The prosecutors of Marion, Monroe and Lake counties will not contest Planned Parenthood’s latest lawsuit against Indiana’s abortion requirements, saying the new law likely wouldn’t survive a court challenge.
The suit, filed last month by the ACLU on behalf of Planned Parenthood of Indiana and Kentucky (PPINK), targets a law passed during the 2018 legislative session that would require medical providers to report detailed information to the state about complications rising from abortions. The law also contains a provision requiring annual inspections of abortion clinics.
The ACLU and PPINK argue the law violates the constitution by imposing “unique and burdensome obligations” on abortions and abortion providers.
The suit lists the prosecutors of Marion, Monroe and Lake counties – along with the Indiana State Department of Health, the Medical Licensing Board of Indiana, and others – as defendants because of the location of Planned Parenthood clinics within their jurisdictions.

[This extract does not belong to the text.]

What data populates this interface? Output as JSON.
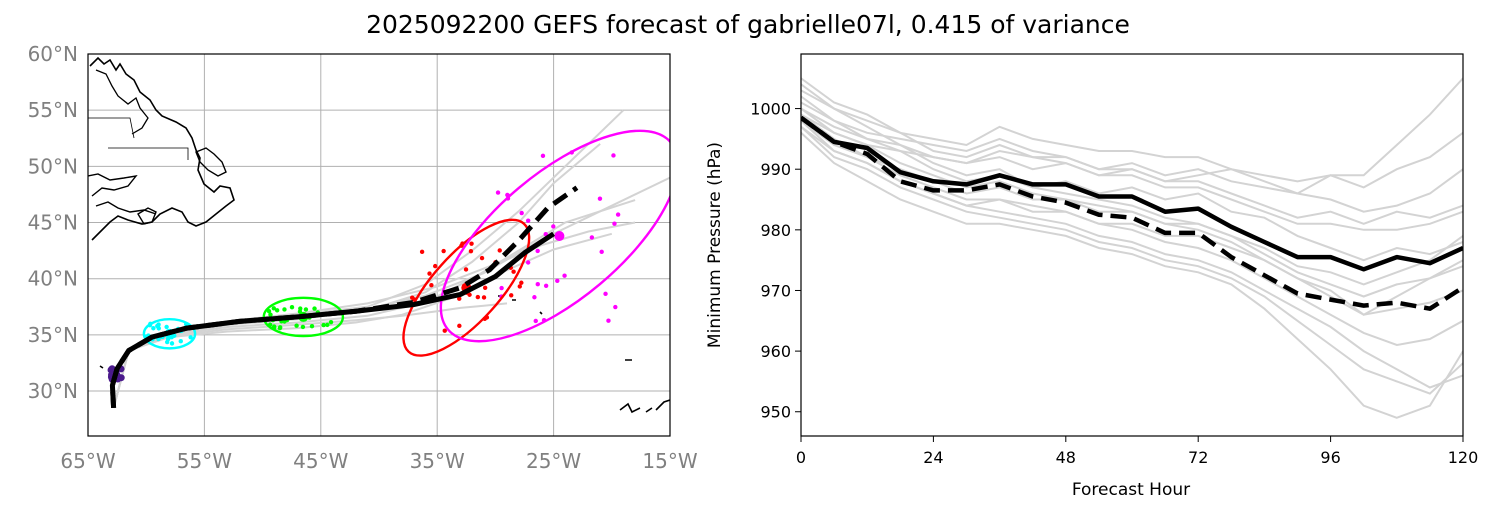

On Wednesday, those prosecutors released a joint statement directing Attorney General Curtis Hill to concede the merits of the case on their behalf.
“We are tired of being drawn into the annual act of legislative futility to pass abortion-related bills, which inevitably results in lawsuits at taxpayer expense,” Marion County Prosecutor Terry Curry said in the statement.
The state of Indiana has repeatedly attempted to defend new abortion restrictions passed by the Republican-controlled General Assembly in federal court in recent years – and lost each one of those attempts. All three prosecutors who joined Wednesday's statement are Democrats.
In April, the 7th Circuit Court of Appeals ruled that an Indiana law banning abortions because of a fetus’ race, sex or diagnosis of disability signed in 2016 by former Gov. Mike Pence was unconstitutional. The court also struck down a provision that would have required aborted fetuses to be buried or cremated.
A year earlier, in April 2017, U.S. District Judge Tanya Walton Pratt blocked another law from going into effect that would have forced women to undergo an ultrasound at least 18 hours before having an abortion. An appeal of that decision is currently being reviewed by the 7th Circuit.
The state of Indiana also lost a challenge against a 2013 law that would have required abortion clinics to have surgical facilities – even if they only provide the abortion pill.
In total, Curry said he estimates the state of Indiana has paid nearly $300,000 in legal fees to the ACLU because of challenges to recent abortion laws.
“Our priority is to protect the public safety of our local communities with limited time and scarce public resources,” said Monroe County Prosecutor Chris Gaal in Wednesday’s statement. “Our decision to concede the merits of the suit as defendants is not based on our personal beliefs, it is about refusing to participate in a futile legal battle that is a distraction from our important duties.”
Lake County Prosecutor Bernard Carter echoed similar thoughts.
“When we took office we swore a duty to uphold both the federal and state constitutions, and this law appears just as unconstitutional as the last few attempts to impose such restrictions,” he said.
Attorney General Hill’s office said last month that it planned to “carefully review” the lawsuit to determine what steps, if any, to take.
On Thursday, Hill responded with a combative statement of his own, saying Curry’s directive “has zero force or effect.”
“The protestations of Mr. Curry and the other prosecutors regarding their being drawn into this type of litigation might find a more sympathetic ear with the plaintiff, the ACLU, which chose these three ‘defendants’ who, if they had the authority, would concede the case. How convenient and disingenuous,” Hill said. “If these three prosecutors want out of this case, then they can ask their friends at the ACLU to dismiss them out. As for the defense of the State of Indiana and the decisions on how to proceed in this case, I will make that call.”